Becoming a Conservative
While working for Danforth, Thomas attended a Black conservatives convention where he spoke about education, Affirmative Action and Black people entering majority-white spaces, specifically politics. Thomas believed that the Black political leaders at the time rendered Black people helpless and unable to succeed in a white society and derided welfare as an entitlement program that caused Black people to be dependent on government .Thomas’ words gained the attention of the Reagan administration and he was offered the position of Assistant Secretary of Civil Rights in the U.S. Department of Education from 1981 through 1982, when he was promoted to Chairman of the U.S. Equal Employment Opportunity Commission.
EEOC and Backlash
Thomas’ work in the EEOC upset several groups of people including civil rights leaders, women’s movements and minority groups. He was even accused of age discrimination. He had developed a reputation as difficult to work with, rigid, inconsistent in his opinions. “While he was in federal government he took a view of civil rights laws that was so narrow as to be ineffective,” charged William L. Taylor, a veteran civil rights attorney. “He refused to recognize the affirmative role of the government in protecting against discrimination.” While working for the EEOC, Thomas lost his grandfather and divorced Ambush, later meeting and marrying white conservative activist Virginia “Ginni” Lamp.
Appointed to the Supreme Court
In 1990, President Bush appointed Thomas to the United States Court of Appeals in Washington, D.C. Thurgood Marshall retired from the Supreme Court in 1991, leaving Bush the responsibility of choosing a new justice. Despite the criticism from civil rights groups, Bush chose Thomas, making him the second Black man to serve on the Supreme Court. During the trials, Thomas avoided all questions about abortion and a sexual misconduct case was brought against him by Anita Hill, a former employee of the EEOC. The case was found to not have enough evidence and was thrown out. Today, Hill still believes that she was treated unfairly and President Joe Biden has even apologized for the way the case was handled.
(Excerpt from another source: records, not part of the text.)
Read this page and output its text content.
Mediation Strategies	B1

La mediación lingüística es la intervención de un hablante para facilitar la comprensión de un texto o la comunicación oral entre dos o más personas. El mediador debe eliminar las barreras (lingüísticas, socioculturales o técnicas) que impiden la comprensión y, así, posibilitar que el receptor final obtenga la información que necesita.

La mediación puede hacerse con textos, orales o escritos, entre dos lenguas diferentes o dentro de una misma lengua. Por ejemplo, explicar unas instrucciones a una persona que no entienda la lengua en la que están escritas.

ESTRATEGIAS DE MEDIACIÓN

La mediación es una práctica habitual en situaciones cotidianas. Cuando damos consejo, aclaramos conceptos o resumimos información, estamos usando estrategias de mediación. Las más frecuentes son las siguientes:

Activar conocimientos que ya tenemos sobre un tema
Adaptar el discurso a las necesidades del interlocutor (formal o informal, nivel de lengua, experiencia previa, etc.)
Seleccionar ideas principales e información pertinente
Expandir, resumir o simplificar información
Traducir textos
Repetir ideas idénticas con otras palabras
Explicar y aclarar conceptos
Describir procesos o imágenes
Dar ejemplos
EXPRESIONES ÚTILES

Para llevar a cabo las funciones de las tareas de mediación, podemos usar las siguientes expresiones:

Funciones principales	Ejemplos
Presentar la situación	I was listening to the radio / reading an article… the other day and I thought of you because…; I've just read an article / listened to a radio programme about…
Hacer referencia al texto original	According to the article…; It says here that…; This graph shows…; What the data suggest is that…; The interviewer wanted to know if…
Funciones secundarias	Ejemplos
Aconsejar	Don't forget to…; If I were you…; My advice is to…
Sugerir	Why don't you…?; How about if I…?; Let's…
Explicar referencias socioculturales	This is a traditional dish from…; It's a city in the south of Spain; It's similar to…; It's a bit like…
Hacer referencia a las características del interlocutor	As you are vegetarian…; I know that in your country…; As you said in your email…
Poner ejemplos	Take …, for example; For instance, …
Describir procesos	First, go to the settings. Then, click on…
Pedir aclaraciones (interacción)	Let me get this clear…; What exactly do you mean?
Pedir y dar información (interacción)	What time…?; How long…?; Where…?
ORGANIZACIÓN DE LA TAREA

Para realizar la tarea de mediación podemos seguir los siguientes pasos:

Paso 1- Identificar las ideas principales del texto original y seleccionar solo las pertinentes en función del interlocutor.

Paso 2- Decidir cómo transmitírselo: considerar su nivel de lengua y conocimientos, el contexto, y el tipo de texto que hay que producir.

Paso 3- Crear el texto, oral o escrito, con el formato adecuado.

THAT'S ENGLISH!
Thomas was confirmed to the Court after being voted 52 to 48.
One of the Strictest Conservatives
Thomas has been a private and quiet member of the Supreme Court, but his conservative views have been seen as some of the harshest amongst the members. Thomas consistently votes in favor of cases that deal with the First Amendment and the freedom of speech. One of his first cases, Good News Club v. Milford Central School, Thomas was in favor of the the religious program, Good News Club, to hold religious events in schools, despite the school believing it was a violation of the school community policy. In 2022, Thomas was in favor of making abortions unconstitutional. It is believed that he would like to revisit same-sex marriage and contraception laws as well.
False Beliefs about Covid Vaccines
Thomas has publicly and falsely claimed that the Covid-19 vaccines are made with the cells of aborted children, a claim that had been debunked. He made these claims in a dissenting opinion after New York’s former Governor Cuomo announced a vaccination mandate for healthcare workers, even workers with religious objections. Thomas was in the minority (6-3) to hear from the 16 workers refusing to get the vaccine, all but one of the workers ended up getting the vaccine while the others lost their jobs.